Then the king of Assyria sent the Tartan and the Rab-saris and the Rabshakeh [his highest officials] with a large army, from Lachish to King Hezekiah at Jerusalem. They went up and came to Jerusalem, and when they went up and arrived, they stood by the aqueduct of the upper pool, which is on the road of the Fuller’s Field. [2 Chr 32:9-19; Is 36:1-22] When they called for the king, Eliakim the son of Hilkiah, who was in charge of the [king’s] household, and Shebna the scribe, and Joah the son of Asaph the secretary went out to [meet] them.

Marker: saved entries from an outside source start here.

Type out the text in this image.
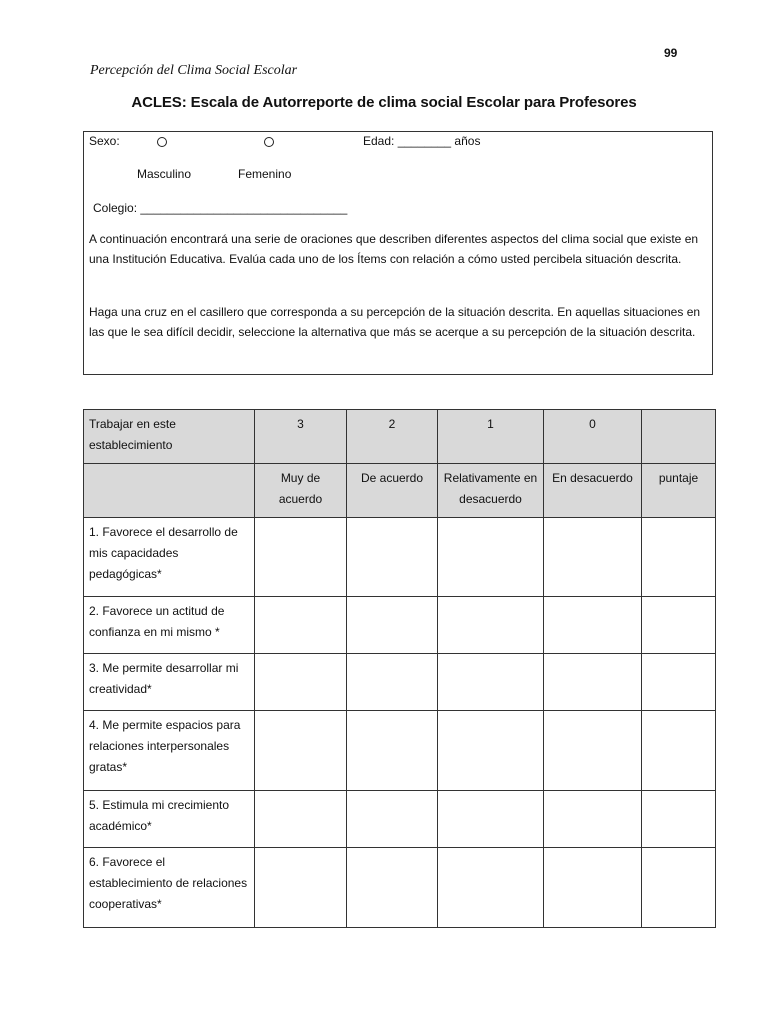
99
Percepción del Clima Social Escolar
ACLES: Escala de Autorreporte de clima social Escolar para Profesores
Sexo:	Edad: ________ años
Masculino	Femenino
Colegio: _______________________________
A continuación encontrará una serie de oraciones que describen diferentes aspectos del clima social que existe en una Institución Educativa. Evalúa cada uno de los Ítems con relación a cómo usted percibela situación descrita.
Haga una cruz en el casillero que corresponda a su percepción de la situación descrita. En aquellas situaciones en las que le sea difícil decidir, seleccione la alternativa que más se acerque a su percepción de la situación descrita.
Trabajar en este establecimiento	3	2	1	0	
	Muy de acuerdo	De acuerdo	Relativamente en desacuerdo	En desacuerdo	puntaje
1. Favorece el desarrollo de mis capacidades pedagógicas*					
2. Favorece un actitud de confianza en mi mismo *					
3. Me permite desarrollar mi creatividad*					
4. Me permite espacios para relaciones interpersonales gratas*					
5. Estimula mi crecimiento académico*					
6. Favorece el establecimiento de relaciones cooperativas*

Then the Rabshakeh said to them, “Say to Hezekiah, ‘Thus says the great king, the king of Assyria, “What is [the reason for] this confidence that you have? You say (but they are only empty words) ‘I have counsel and strength for the war.’ Now on whom do you rely, that you have rebelled against me? Now pay attention: you are relying on Egypt, on that staff of crushed reed; if a man leans on it, it will only go into his hand and pierce it. So is Pharaoh king of Egypt to all who trust and rely on him. But if you tell me, ‘We trust in and rely on the LORD our God,’ is it not He whose high places and altars Hezekiah has removed, and has said to Judah and Jerusalem, ‘You shall worship [only] before this altar in Jerusalem’? Now then, make a bargain with my lord the king of Assyria, and I will give you two thousand horses, if on your part you can put riders on them. How then can you drive back even one official of the least of my master’s servants, when you rely on Egypt for chariots and horsemen? Now have I come up against this place to destroy it without the LORD’S approval? The LORD said to me, ‘Go up against this land and destroy it.’ ” ’ ”
Then Eliakim the son of Hilkiah, and Shebna and Joah, said to the Rabshakeh, “Please speak to your servants in the Aramaic (Syrian) language, because we understand it; and do not speak with us in the Judean (Hebrew) language in the hearing of the people who are on the wall.” But the Rabshakeh said to them, “Has my master sent me only to your master and to you to say these things? Has he not sent me to the men who sit on the wall, [who are doomed by the siege] to eat their own excrement and drink their own urine along with you?”
Then the Rabshakeh stood and shouted out with a loud voice in Judean (Hebrew), “Hear the word of the great king, the king of Assyria. Thus says the king, ‘Do not let Hezekiah deceive you, for he will not be able to rescue you from my hand; nor let Hezekiah make you trust in and rely on the LORD, saying, “The LORD will certainly rescue us, and this city [of Jerusalem] will not be given into the hand of the king of Assyria.” Do not listen to Hezekiah, for thus says the king of Assyria: “Surrender to me and come out to [meet] me, and every man may eat from his own vine and fig tree, and every man may drink the waters of his own well, until I come and take you away to a land like your own land, a land of grain and new wine, a land of bread and vineyards, a land of olive trees and honey, so that you may live and not die.” Do not listen to Hezekiah when he misleads and incites you, saying, “The LORD will rescue us!” Has any one of the gods of the nations ever rescued his land from the hand of the king of Assyria? Where are the gods of Hamath and Arpad [in Aram]? Where are the gods of Sepharvaim, Hena, and Ivvah [in the valley of the Euphrates]? Have they rescued Samaria (Israel’s capital) from my hand? Who among all the gods of the lands have rescued their lands from my hand, that the LORD would rescue Jerusalem from my hand?’ ”
But the people kept silent and did not answer him, for the king had commanded, “Do not answer him.” Then Eliakim the son of Hilkiah, who was in charge of the [royal] household, and Shebna the scribe and Joah the son of Asaph the secretary, came to Hezekiah with their clothes torn [in grief and despair] and told him what the Rabshakeh had said.